Implications and further research

The results in this study show that relatives participating in RACT experience a more respectful approach from mental health providers as well as a lower level of alienation. From the perspective of relatives, our findings suggest that this model could be more widely implemented in clinical practice. However, this is an explorative study with a relatively small sample. Larger randomized controlled studies with broader representative samples are required to compare RACT with other care models for persons with SMI. We need to know more about how RACT works for relatives with diverse sociodemographic and cultural backgrounds and those with various types of relationships with the the ill person. Furthermore, it is important to examine the extent to which case managers actually follow RACT methodology in clinical practice.

Conclusion

The study contributes new knowledge about relatives’ experiences of their encounters with psychiatric services for persons with SMI. The inclusion of a close friend or relative in the RG distinguishes the RACT approach from earlier family intervention approaches. RACT has not been compared to other family involvement interventions, but an advantage of RACT is that it creates a direct channel for relatives’ involvement in mental health care.

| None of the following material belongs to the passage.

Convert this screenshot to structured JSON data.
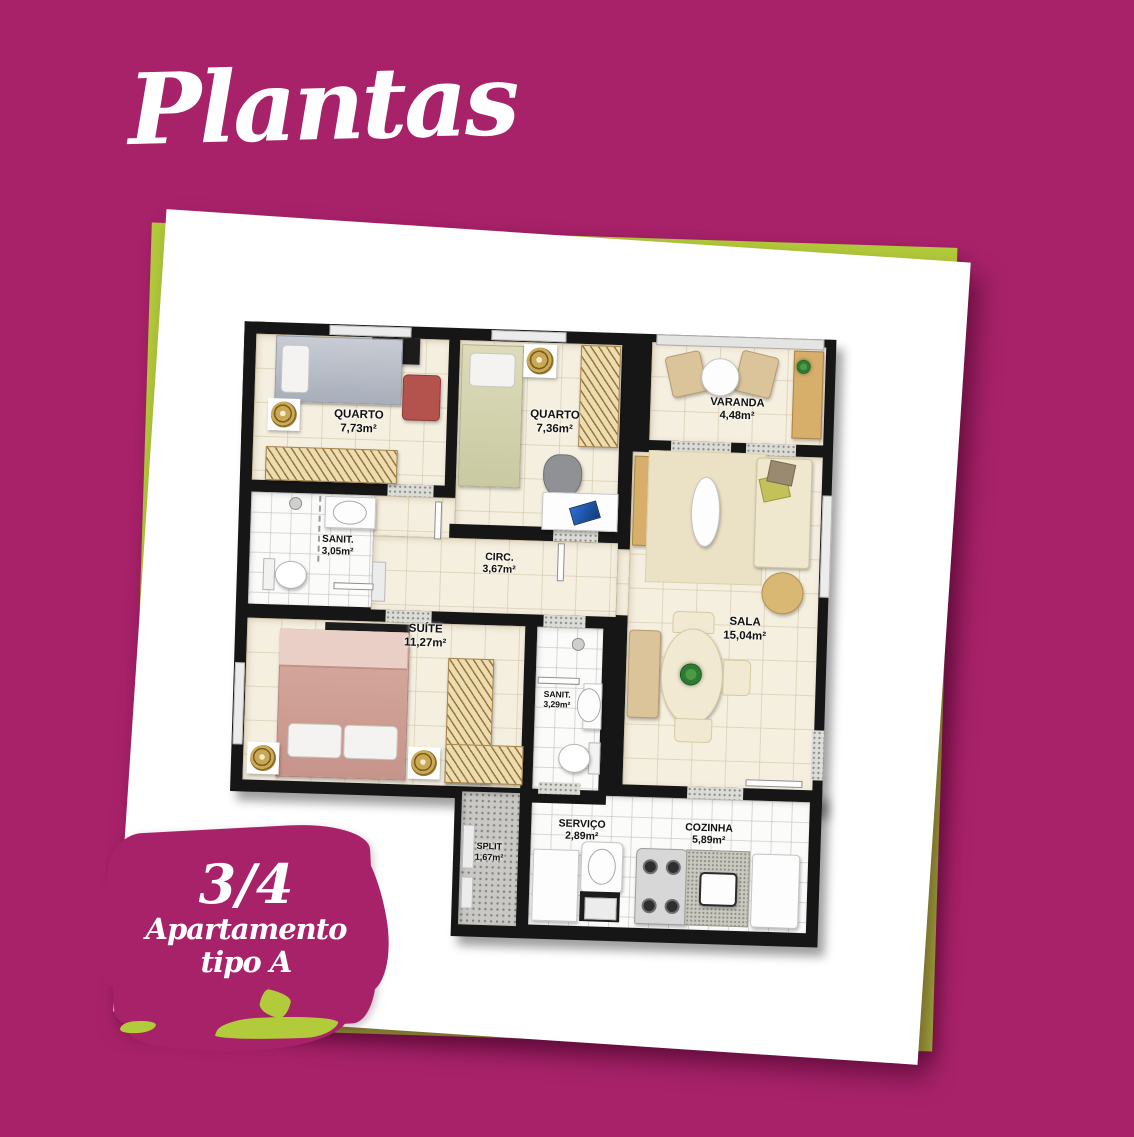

The RACT approach might prove particularly relevant in low- and middle-income countries, where the burden on family caregivers may be great. For implementation outside the Swedish context, we stress the need for culturally sensitive modifications. The RACT model will require adaptation to local conditions to facilitate cooperation among health care professionals, patients, their relatives, and other relevant services. Implementing the model requires staff education and training in the core RACT elements, including the case manager function, how to create an alliance with the patient and his/her relatives, and how to map the patient’s needs.

Disclosure statement

No potential conflict of interest was reported by the author(s).

Additional information

Funding

This work was supported by the Research Council for Health, Working Life and Welfare, grant number 2014-4510 and the Swedish state under an agreement between the Swedish government and the county councils concerning economic support of research (ALF).